For the remaining board I did all you recommended and there is a problem with the voltage in the CNT pin on the display. It is 4.95 volts and not changing with the pot. I checked with the meter to see if there is a short to 5V and there isn't one. There is continuity to the pin on the potentiometer. I tried to find any other shorts to that pin on the board and counldn't find one. Any ideas?

Thanks,

Jeff
 
Ah fixed the 2nd LCD/Button board! It was a cold solder joint on pin 1 of the Potentiometer. Ok both LCD/Button boards are working. I found a broken pin on one of the BS170 transistors on one of the 2 bad base boards, so I'll need to get hold of a spare to fix that. I'll focus on getting the other base board working now.

Jeff
 
Big day - Found the problem on the base board and it is now working. All that remains is the 2nd baseboard which has a clear problem with the transistor witha broken lead.
 
You're knocking 'em down today, NICE! I hate to see people struggling to get their HM up and running, building it can be part of the fun, but most of the fun comes when you actually get the thing working and running your pit....
 
I sent a note to the HeaterMeter store begging for a replacement BS170 transistor so I can get the last baseboard up and running.
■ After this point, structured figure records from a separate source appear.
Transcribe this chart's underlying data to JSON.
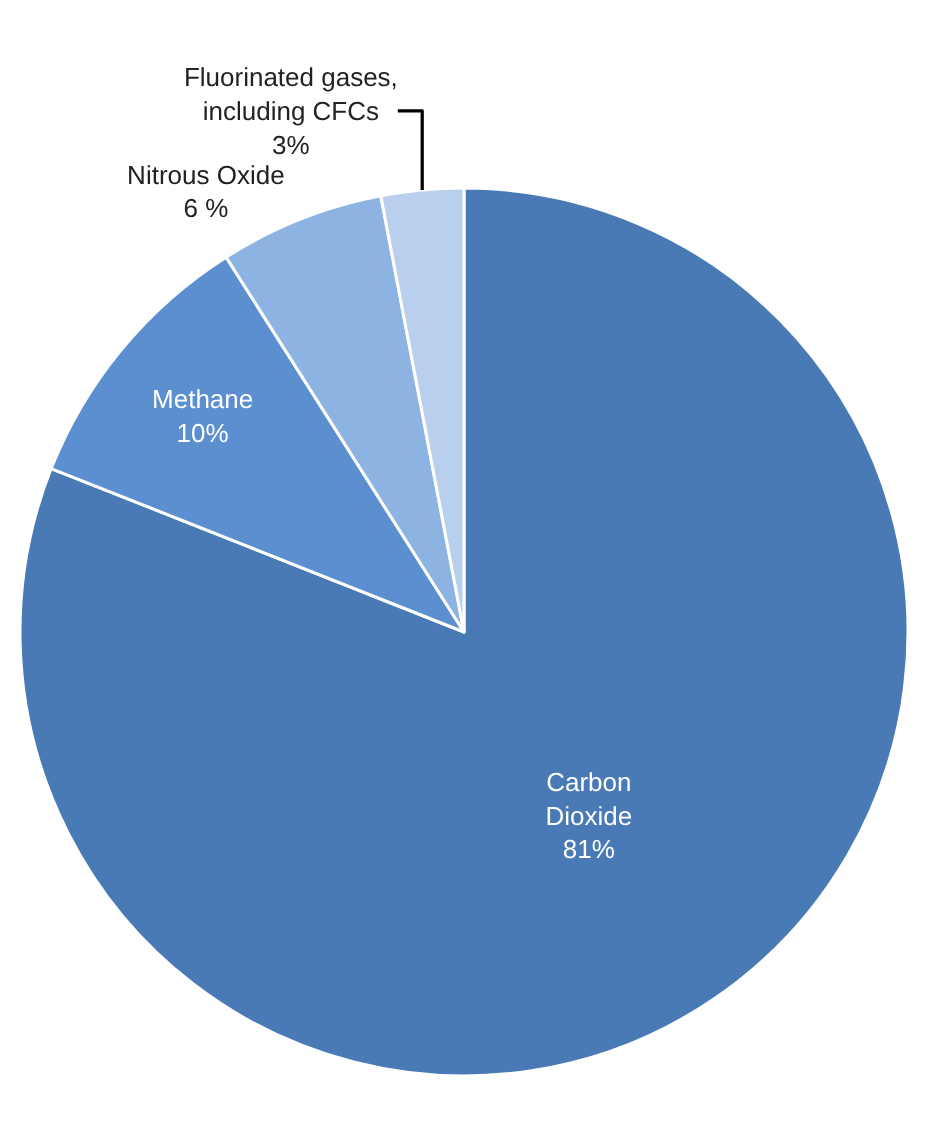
{
  "chart_data": {
    "type": "pie",
    "categories": [
      "Carbon Dioxide",
      "Methane",
      "Nitrous Oxide",
      "Fluorinated gases, including CFCs"
    ],
    "values": [
      81,
      10,
      6,
      3
    ],
    "value_labels": [
      "81%",
      "10%",
      "6 %",
      "3%"
    ],
    "colors": [
      "#4a7ab5",
      "#5b8fd0",
      "#8db3e2",
      "#b9cfee"
    ],
    "legend": false
  }
}
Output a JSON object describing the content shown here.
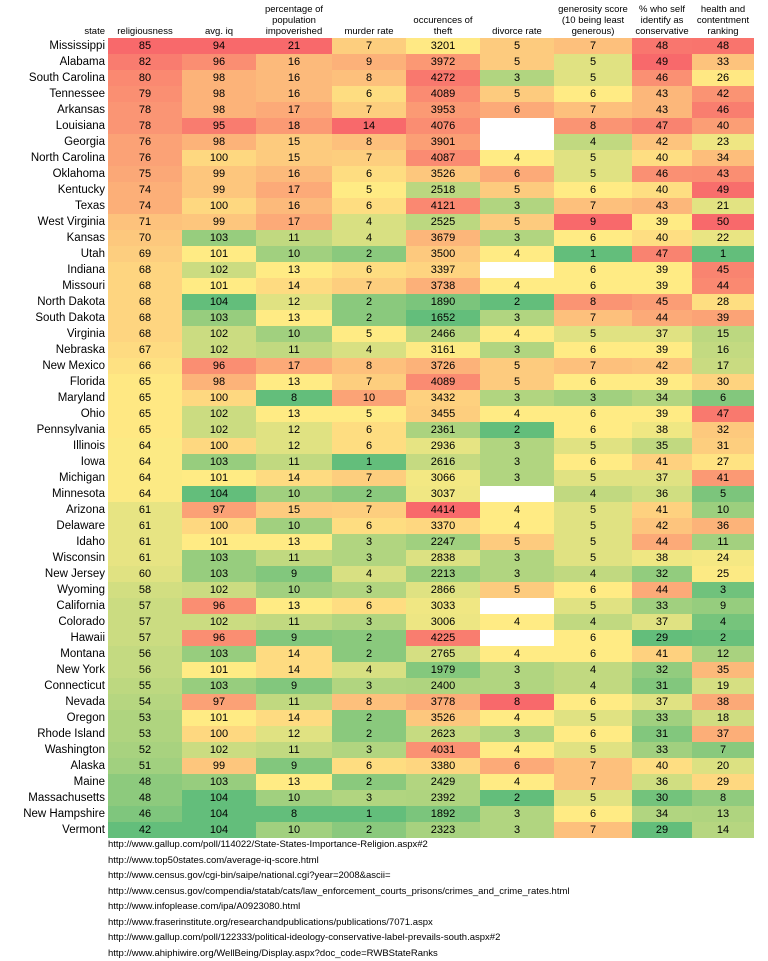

Now I just need to solve the problem mounting to a large BGE. I don't like the solutions that are out there because you have to use the heatermeter for normal grilling and I really only want it for smoking. I devised a very cool mounting box that made it easy to mount the micro-damper for smoking and remove it and use the original door for normal grilling, but sadly it warped due to the heat. If I figure out a robust solution, I'll share with the community. Thanks again to everyone for the assistance. It was very helpful and motivating.